Yesterday I shared my Aunt Cindie’s recipe for Jicama Salad. Today I thought I would tell you a little bit more about Jicama. Jicama (pronounced HIK-KA-MA) is a popular edible root vegetable widely grown in Mexico and Central America. Its skin is not edible, but its flesh has a sweet, crunchy texture and is white in color. When eaten raw, it tastes similar to a pear or apple. When used in cooking, it tends to take on flavors of the other ingredients it is combined with. It is often used in salads, on raw vegetable platters, and in various stir-fry dishes.

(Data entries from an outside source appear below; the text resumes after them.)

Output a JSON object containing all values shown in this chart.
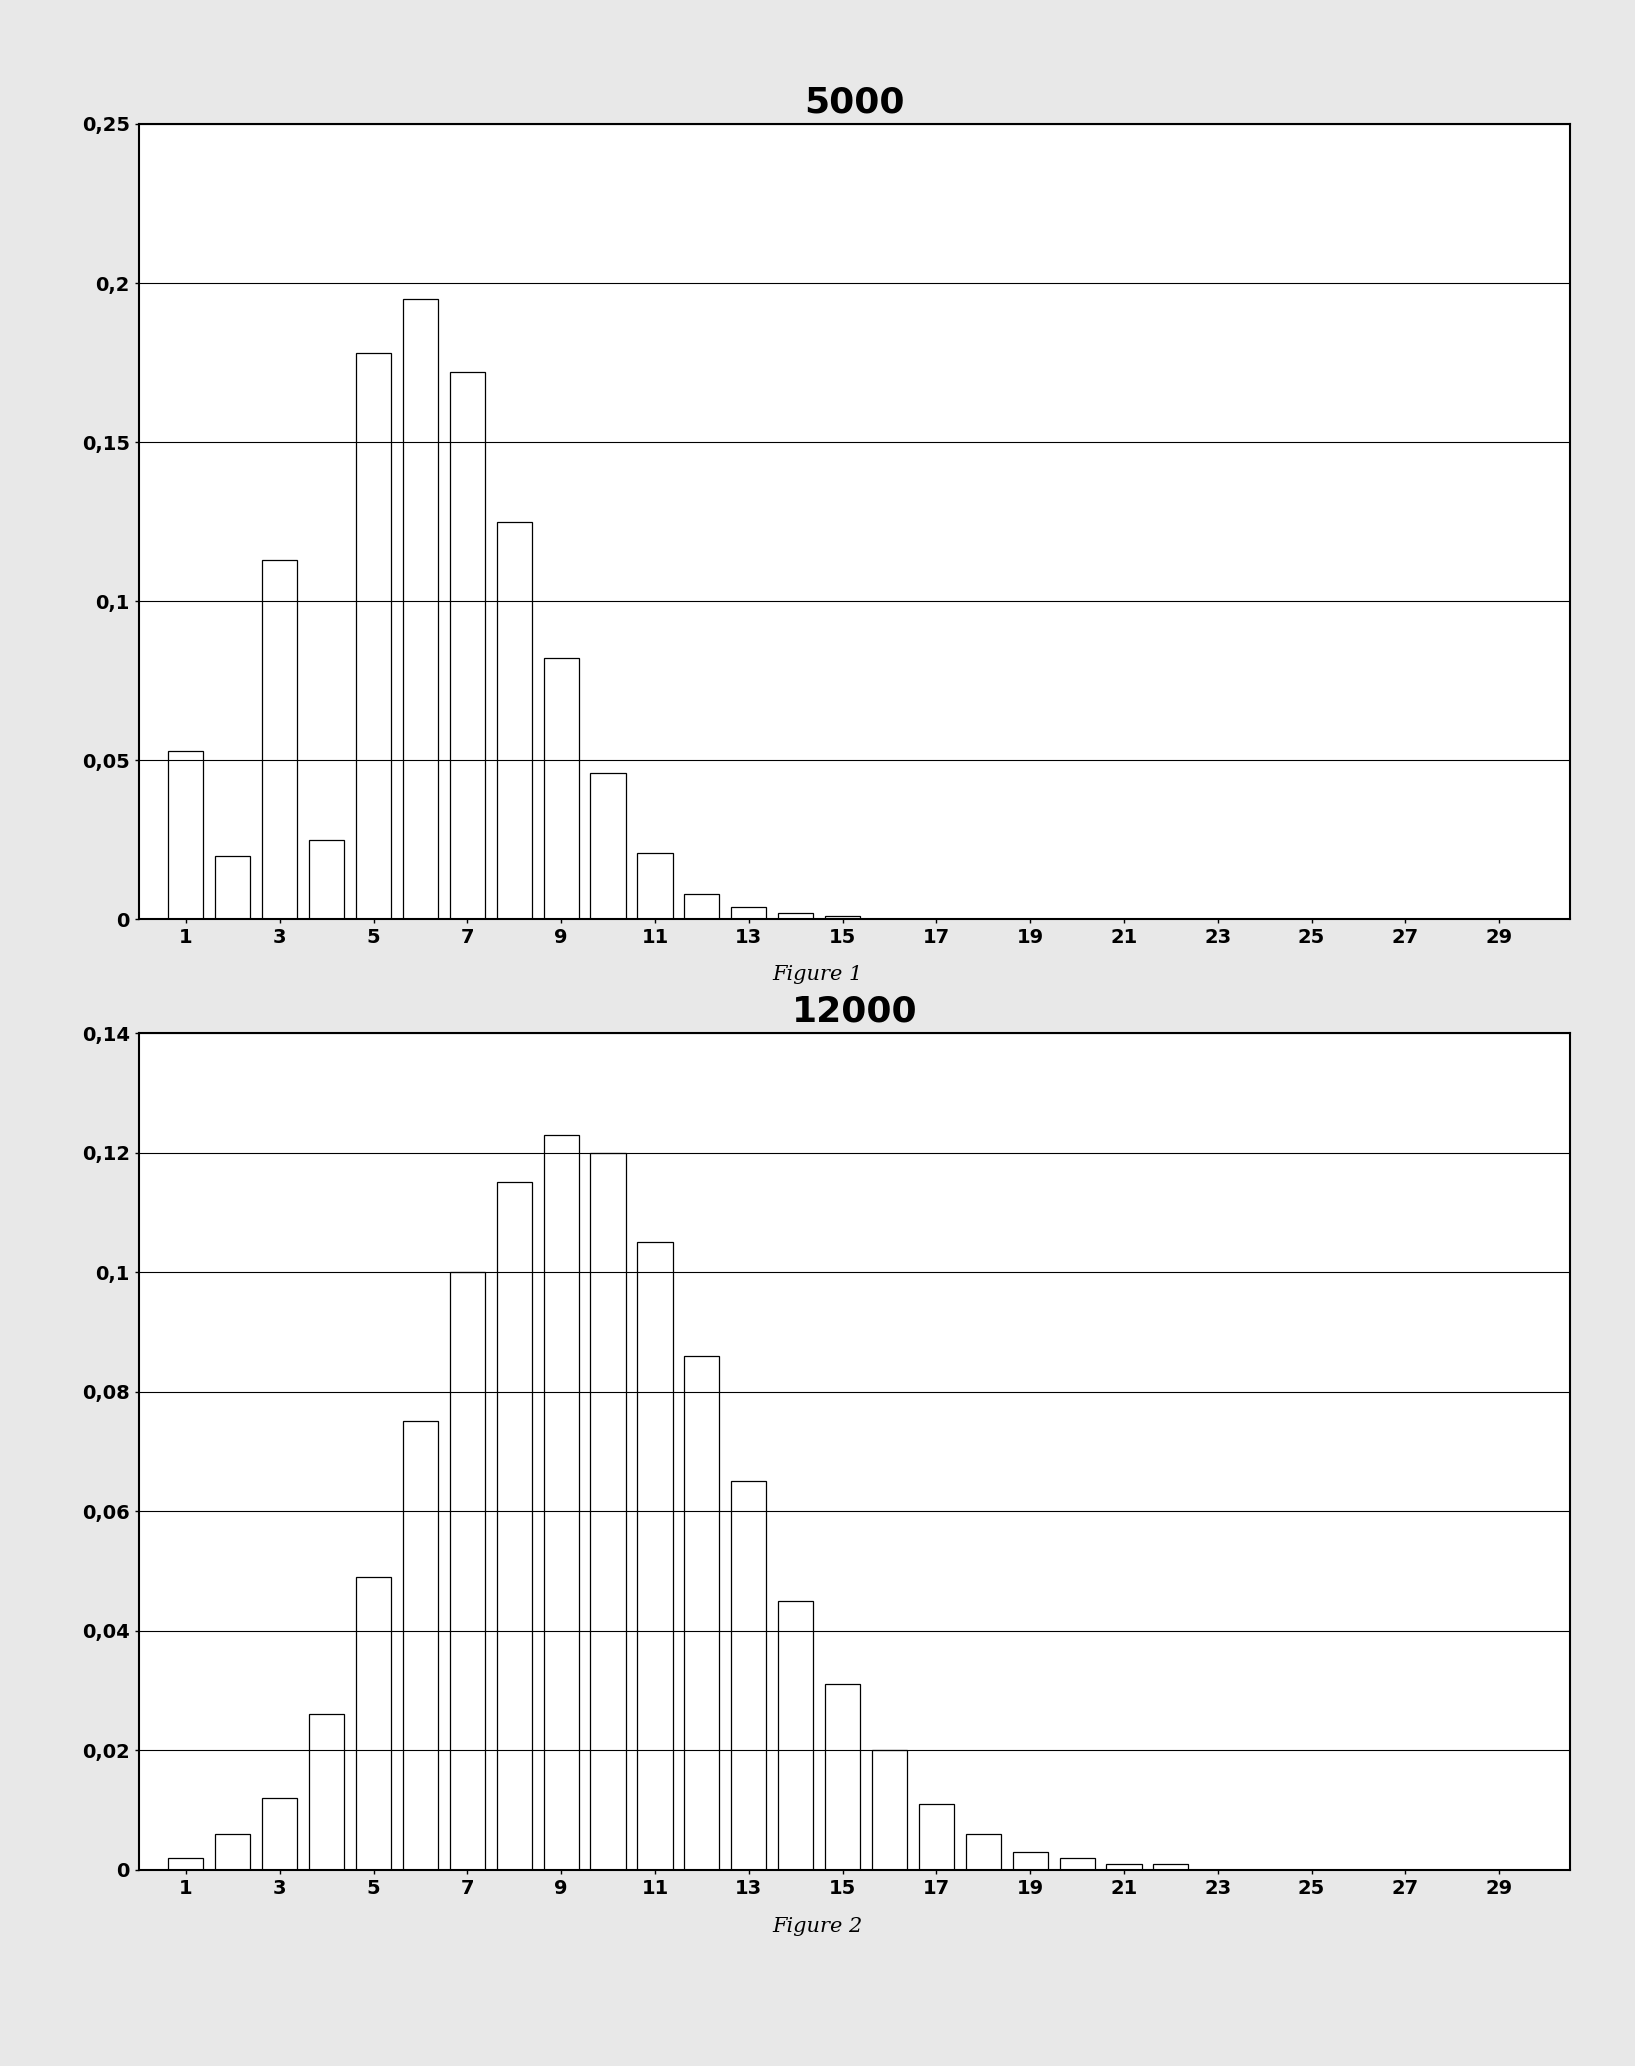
{
  "fig1_title": "5000",
  "fig2_title": "12000",
  "fig1_caption": "Figure 1",
  "fig2_caption": "Figure 2",
  "x_ticks": [
    1,
    3,
    5,
    7,
    9,
    11,
    13,
    15,
    17,
    19,
    21,
    23,
    25,
    27,
    29
  ],
  "fig1_values": [
    0.053,
    0.02,
    0.113,
    0.025,
    0.178,
    0.195,
    0.172,
    0.125,
    0.082,
    0.046,
    0.021,
    0.008,
    0.004,
    0.002,
    0.001,
    0.0,
    0.0,
    0.0,
    0.0,
    0.0,
    0.0,
    0.0,
    0.0,
    0.0,
    0.0,
    0.0,
    0.0,
    0.0,
    0.0
  ],
  "fig2_values": [
    0.002,
    0.006,
    0.012,
    0.026,
    0.049,
    0.075,
    0.1,
    0.115,
    0.123,
    0.12,
    0.105,
    0.086,
    0.065,
    0.045,
    0.031,
    0.02,
    0.011,
    0.006,
    0.003,
    0.002,
    0.001,
    0.001,
    0.0,
    0.0,
    0.0,
    0.0,
    0.0,
    0.0,
    0.0
  ],
  "fig1_ylim": [
    0,
    0.25
  ],
  "fig2_ylim": [
    0,
    0.14
  ],
  "fig1_yticks": [
    0,
    0.05,
    0.1,
    0.15,
    0.2,
    0.25
  ],
  "fig1_ytick_labels": [
    "0",
    "0,05",
    "0,1",
    "0,15",
    "0,2",
    "0,25"
  ],
  "fig2_yticks": [
    0,
    0.02,
    0.04,
    0.06,
    0.08,
    0.1,
    0.12,
    0.14
  ],
  "fig2_ytick_labels": [
    "0",
    "0,02",
    "0,04",
    "0,06",
    "0,08",
    "0,1",
    "0,12",
    "0,14"
  ],
  "bar_color": "#ffffff",
  "bar_edge_color": "#000000",
  "background_color": "#ffffff",
  "fig_background": "#e8e8e8",
  "title_fontsize": 26,
  "tick_fontsize": 14,
  "caption_fontsize": 15
}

Jicama is a great source of Vitamin C, is high in fiber, and is fat free. Its crunchy texture makes it a great “grab and go” snack, and because of its dietary composition, it is a great sweet tasting snack for dieters and diabetics.
When purchasing jicama, pick firm, medium sized. Steer away from ones that have wet or soft spots. Jicama keeps well in a cool, dry, dark place for about 3 weeks. Cut sections should be stored in the refrigerator. When ready to use, wash in cool water and dry. Peel off the skin using a paring knife. The skin should be discarded. IMPORTANT NOTE: Some parts of the jicama plant are toxic. The leaf tops, stems and seed pods contain an organic poison called ROTENONE, and should not be eaten. The healthy, edible inner flesh can be cut into cubes or sticks or can be sliced like chips.
I will feature jicama in a few upcoming posts. For now, you can crunch on it as a snack or try it in a salad. And, if you have a favorite jicama recipe, I’d love to hear about it.